Double Sparsity Kernel Learning with Automatic Variable Selection and Data Extraction.

Learning in the Reproducing Kernel Hilbert Space (RKHS) has been widely used in many scientific disciplines. Because a RKHS can be very flexible, it is common to impose a regularization term in the optimization to prevent overfitting. Standard RKHS learning employs the squared norm penalty of the learning function. Despite its success, many challenges remain. In particular, one cannot directly use the squared norm penalty for variable selection or data extraction. Therefore, when there exists noise predictors, or the underlying function has a sparse representation in the dual space, the performance of standard RKHS learning can be suboptimal.
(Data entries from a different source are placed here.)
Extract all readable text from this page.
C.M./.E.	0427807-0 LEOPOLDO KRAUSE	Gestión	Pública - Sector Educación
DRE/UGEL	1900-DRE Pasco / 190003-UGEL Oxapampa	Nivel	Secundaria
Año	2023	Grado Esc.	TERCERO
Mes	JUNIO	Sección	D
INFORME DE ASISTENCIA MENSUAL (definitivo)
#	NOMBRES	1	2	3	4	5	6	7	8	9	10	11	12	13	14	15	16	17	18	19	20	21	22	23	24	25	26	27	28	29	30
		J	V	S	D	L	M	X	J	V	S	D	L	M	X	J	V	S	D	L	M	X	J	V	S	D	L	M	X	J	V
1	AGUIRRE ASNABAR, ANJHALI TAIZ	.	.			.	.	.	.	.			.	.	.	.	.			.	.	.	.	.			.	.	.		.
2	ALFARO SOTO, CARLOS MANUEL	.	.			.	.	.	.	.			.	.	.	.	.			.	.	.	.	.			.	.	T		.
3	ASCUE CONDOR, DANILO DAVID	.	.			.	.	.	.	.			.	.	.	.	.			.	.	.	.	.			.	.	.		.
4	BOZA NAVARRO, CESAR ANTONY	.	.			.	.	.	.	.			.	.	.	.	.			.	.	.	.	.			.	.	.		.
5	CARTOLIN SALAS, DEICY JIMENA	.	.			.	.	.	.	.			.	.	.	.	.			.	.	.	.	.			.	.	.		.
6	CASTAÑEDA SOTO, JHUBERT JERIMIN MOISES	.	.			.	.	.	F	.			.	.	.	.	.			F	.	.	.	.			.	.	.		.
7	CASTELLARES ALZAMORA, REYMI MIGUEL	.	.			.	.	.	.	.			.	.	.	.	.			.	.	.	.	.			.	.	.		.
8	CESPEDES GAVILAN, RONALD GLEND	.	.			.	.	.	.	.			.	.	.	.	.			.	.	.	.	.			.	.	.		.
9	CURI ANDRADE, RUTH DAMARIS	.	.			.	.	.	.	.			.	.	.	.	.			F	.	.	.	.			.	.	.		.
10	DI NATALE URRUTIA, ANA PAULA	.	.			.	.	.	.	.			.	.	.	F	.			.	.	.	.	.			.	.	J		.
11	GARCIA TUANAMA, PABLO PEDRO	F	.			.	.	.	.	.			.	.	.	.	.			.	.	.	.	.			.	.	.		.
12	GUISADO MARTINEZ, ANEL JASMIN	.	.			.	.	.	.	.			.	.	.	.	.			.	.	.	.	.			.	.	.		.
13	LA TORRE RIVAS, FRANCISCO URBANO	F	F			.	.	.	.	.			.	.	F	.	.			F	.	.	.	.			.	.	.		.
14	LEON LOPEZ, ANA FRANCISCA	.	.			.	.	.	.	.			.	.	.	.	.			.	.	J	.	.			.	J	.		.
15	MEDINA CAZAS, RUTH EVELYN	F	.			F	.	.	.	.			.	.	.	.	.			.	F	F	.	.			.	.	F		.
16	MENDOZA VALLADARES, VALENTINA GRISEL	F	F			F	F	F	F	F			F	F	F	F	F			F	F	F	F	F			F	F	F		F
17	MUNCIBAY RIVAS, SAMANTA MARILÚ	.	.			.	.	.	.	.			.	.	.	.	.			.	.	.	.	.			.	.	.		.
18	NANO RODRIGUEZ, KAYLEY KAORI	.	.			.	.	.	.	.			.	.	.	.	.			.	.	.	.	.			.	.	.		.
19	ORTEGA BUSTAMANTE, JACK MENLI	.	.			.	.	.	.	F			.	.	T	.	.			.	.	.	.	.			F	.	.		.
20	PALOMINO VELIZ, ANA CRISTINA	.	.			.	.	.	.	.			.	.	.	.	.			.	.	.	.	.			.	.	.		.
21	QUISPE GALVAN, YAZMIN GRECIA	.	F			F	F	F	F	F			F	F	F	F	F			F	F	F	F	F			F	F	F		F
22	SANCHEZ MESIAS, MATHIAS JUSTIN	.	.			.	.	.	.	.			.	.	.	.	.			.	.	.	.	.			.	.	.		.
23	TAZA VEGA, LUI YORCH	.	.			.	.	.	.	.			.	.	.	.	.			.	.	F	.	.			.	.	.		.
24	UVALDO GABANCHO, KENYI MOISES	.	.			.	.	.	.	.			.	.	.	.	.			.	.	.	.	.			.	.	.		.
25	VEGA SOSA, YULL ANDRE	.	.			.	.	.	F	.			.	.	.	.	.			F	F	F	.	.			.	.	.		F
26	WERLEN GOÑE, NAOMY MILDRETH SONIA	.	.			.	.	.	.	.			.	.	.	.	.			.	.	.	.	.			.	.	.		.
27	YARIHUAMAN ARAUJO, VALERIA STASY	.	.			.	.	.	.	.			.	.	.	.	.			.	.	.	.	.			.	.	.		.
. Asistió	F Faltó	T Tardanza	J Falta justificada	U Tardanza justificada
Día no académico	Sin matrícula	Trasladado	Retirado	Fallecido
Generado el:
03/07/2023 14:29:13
In the literature, work has been proposed on how to perform variable selection in RKHS learning, and a data sparsity constraint was considered for data extraction. However, how to learn in a RKHS with both variable selection and data extraction simultaneously remains unclear. In this paper, we propose a unified RKHS learning method, namely, DOuble Sparsity Kernel (DOSK) learning, to overcome this challenge. An efficient algorithm is provided to solve the corresponding optimization problem. We prove that under certain conditions, our new method can asymptotically achieve variable selection consistency. Simulated and real data results demonstrate that DOSK is highly competitive among existing approaches for RKHS learning.